Après avoir lu tout cela, vous vous rendez vite compte que le travail du développeur n’est pas de tout repos. Il est le pilier central de tous les projets logiciels, a beaucoup de responsabilités et doit beaucoup se concentrer. Il est donc important qu’il soit traité à sa juste valeur, que son environnement de travail soit agréable, qu’il ait assez de congés pour être en mesure de “déconnecter” régulièrement et que son salaire soit adapté. Il est courant pour un développeur de changer souvent d’emploi, que ce soit pour varier les projets, accroître son expérience ou améliorer sa situation. Un bon développeur reste aujourd’hui une denrée rare.
Le métier de développeur est majoritairement pratiqué par des hommes, ce qui est dommage. C’est un métier scientifique qui n’a en soi rien de plus masculin qu’un autre.
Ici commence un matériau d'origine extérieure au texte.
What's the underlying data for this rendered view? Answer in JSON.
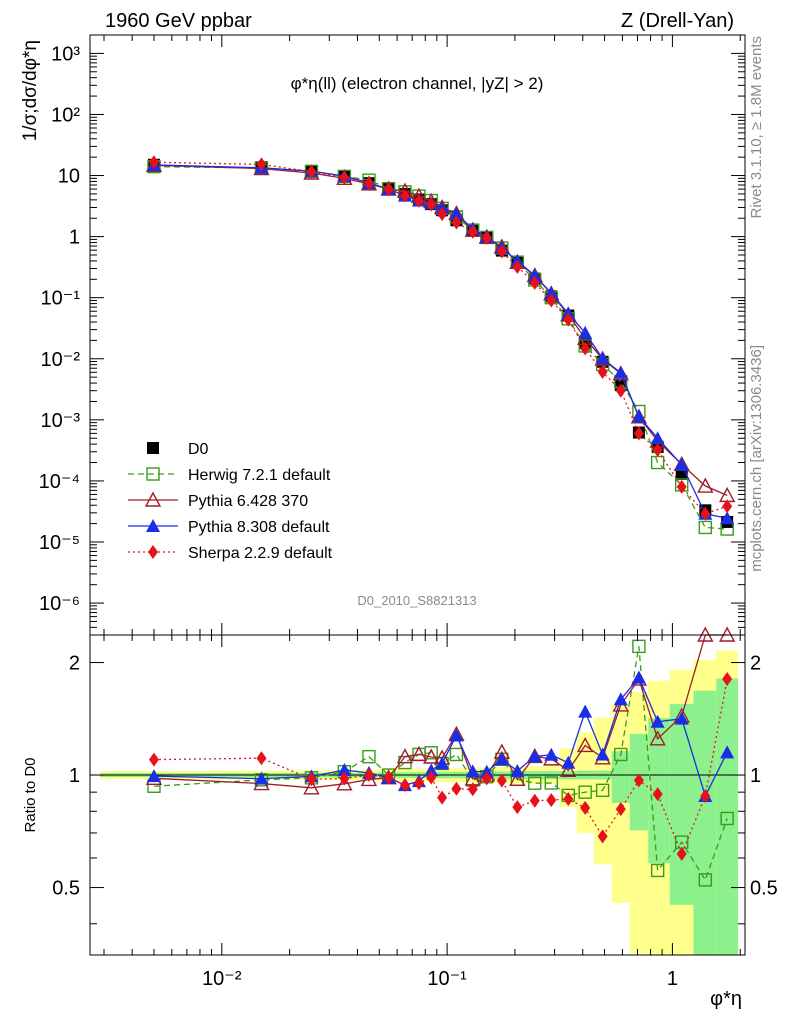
{
  "header": {
    "left": "1960 GeV ppbar",
    "right": "Z (Drell-Yan)"
  },
  "main_panel": {
    "title": "φ*η(ll) (electron channel, |yZ| > 2)",
    "ylabel": "1/σ;dσ/dφ*η",
    "analysis_id": "D0_2010_S8821313"
  },
  "ratio_panel": {
    "ylabel": "Ratio to D0"
  },
  "side_labels": {
    "rivet": "Rivet 3.1.10, ≥ 1.8M events",
    "mcplots": "mcplots.cern.ch [arXiv:1306.3436]"
  },
  "chart_data": {
    "type": "line",
    "xlabel": "φ*η",
    "xscale": "log",
    "yscale": "log",
    "xlim": [
      0.0026,
      2.1
    ],
    "ylim": [
      3e-07,
      2000
    ],
    "ratio_ylim": [
      0.33,
      2.37
    ],
    "x_tick_labels": [
      "10⁻²",
      "10⁻¹",
      "1"
    ],
    "y_tick_labels": [
      "10⁻⁶",
      "10⁻⁵",
      "10⁻⁴",
      "10⁻³",
      "10⁻²",
      "10⁻¹",
      "1",
      "10",
      "10²",
      "10³"
    ],
    "ratio_tick_labels": [
      "0.5",
      "1",
      "2"
    ],
    "x": [
      0.005,
      0.015,
      0.025,
      0.035,
      0.045,
      0.055,
      0.065,
      0.075,
      0.085,
      0.095,
      0.11,
      0.13,
      0.15,
      0.175,
      0.205,
      0.245,
      0.29,
      0.345,
      0.41,
      0.49,
      0.59,
      0.71,
      0.86,
      1.1,
      1.4,
      1.75
    ],
    "series": [
      {
        "name": "D0",
        "color": "#000000",
        "marker": "filled-square",
        "values": [
          15.0,
          13.7,
          11.9,
          9.5,
          7.5,
          6.1,
          5.0,
          4.05,
          3.4,
          2.7,
          1.85,
          1.31,
          0.98,
          0.59,
          0.39,
          0.205,
          0.105,
          0.051,
          0.018,
          0.0089,
          0.0037,
          0.00062,
          0.00036,
          0.00013,
          3.3e-05,
          2.13e-05
        ]
      },
      {
        "name": "Herwig 7.2.1 default",
        "color": "#3a9a1d",
        "marker": "open-square",
        "line": "dashed",
        "values": [
          14.0,
          13.3,
          11.7,
          9.7,
          8.4,
          6.1,
          5.4,
          4.6,
          3.9,
          2.9,
          2.1,
          1.27,
          0.97,
          0.65,
          0.38,
          0.195,
          0.1,
          0.045,
          0.0162,
          0.0081,
          0.0042,
          0.00137,
          0.0002,
          8.6e-05,
          1.73e-05,
          1.63e-05
        ]
      },
      {
        "name": "Pythia 6.428 370",
        "color": "#a01c2a",
        "marker": "open-triangle",
        "line": "solid",
        "values": [
          14.7,
          13.0,
          11.0,
          9.0,
          7.3,
          6.0,
          5.6,
          4.6,
          3.8,
          3.0,
          2.38,
          1.28,
          0.98,
          0.68,
          0.38,
          0.23,
          0.116,
          0.0525,
          0.0216,
          0.0099,
          0.0057,
          0.00112,
          0.00045,
          0.000187,
          8.25e-05,
          5.8e-05
        ]
      },
      {
        "name": "Pythia 8.308 default",
        "color": "#1a2ee6",
        "marker": "filled-triangle",
        "line": "solid",
        "values": [
          14.9,
          13.4,
          11.8,
          9.8,
          7.6,
          6.0,
          4.7,
          3.9,
          3.5,
          2.9,
          2.36,
          1.34,
          1.0,
          0.65,
          0.4,
          0.23,
          0.119,
          0.055,
          0.0266,
          0.0101,
          0.0059,
          0.00113,
          0.0005,
          0.000184,
          2.9e-05,
          2.45e-05
        ]
      },
      {
        "name": "Sherpa 2.2.9 default",
        "color": "#e8101a",
        "marker": "filled-diamond",
        "line": "dotted",
        "values": [
          16.5,
          15.2,
          11.6,
          9.3,
          7.5,
          6.0,
          4.7,
          3.85,
          3.35,
          2.35,
          1.7,
          1.2,
          0.96,
          0.57,
          0.32,
          0.175,
          0.09,
          0.044,
          0.0147,
          0.0061,
          0.003,
          0.0006,
          0.00032,
          8e-05,
          2.9e-05,
          3.85e-05
        ]
      }
    ]
  }
}
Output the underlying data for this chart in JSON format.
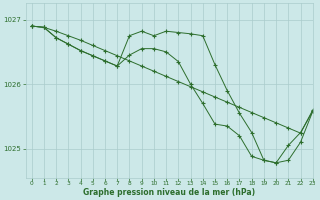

Il était d’ailleurs considéré comme un métier de femmes aux débuts de l’informatique avant que la tendance ne s’inverse dans les années 1980. À présent, des organisations telles que Women who Code ou Google avec l’initiative Made with Code tentent de rééquilibrer la balance via des campagnes d’information. La sensibilisation à l’informatique auprès des filles et garçons doit commencer dès le plus jeune âge, afin de combattre efficacement les préjugés. À cet égard, je félicite CoderDojo, un club d’informatique bénévole qui initie les jeunes dans le monde entier à la programmation, dont l’antenne belge majoritairement néerlandophone remporte un franc succès.
Comme pour la plupart des métiers, le plus important est d’être passionné(e). Il n’y a rien de plus satisfaisant que de voir son application prendre vie sur un smartphone. C’est en quelque sorte un travail de création, qui a donc une composante artistique. Cela vous tente et vous pensez avoir les qualités requises ? Lancez-vous ! Votre imagination est la seule limite.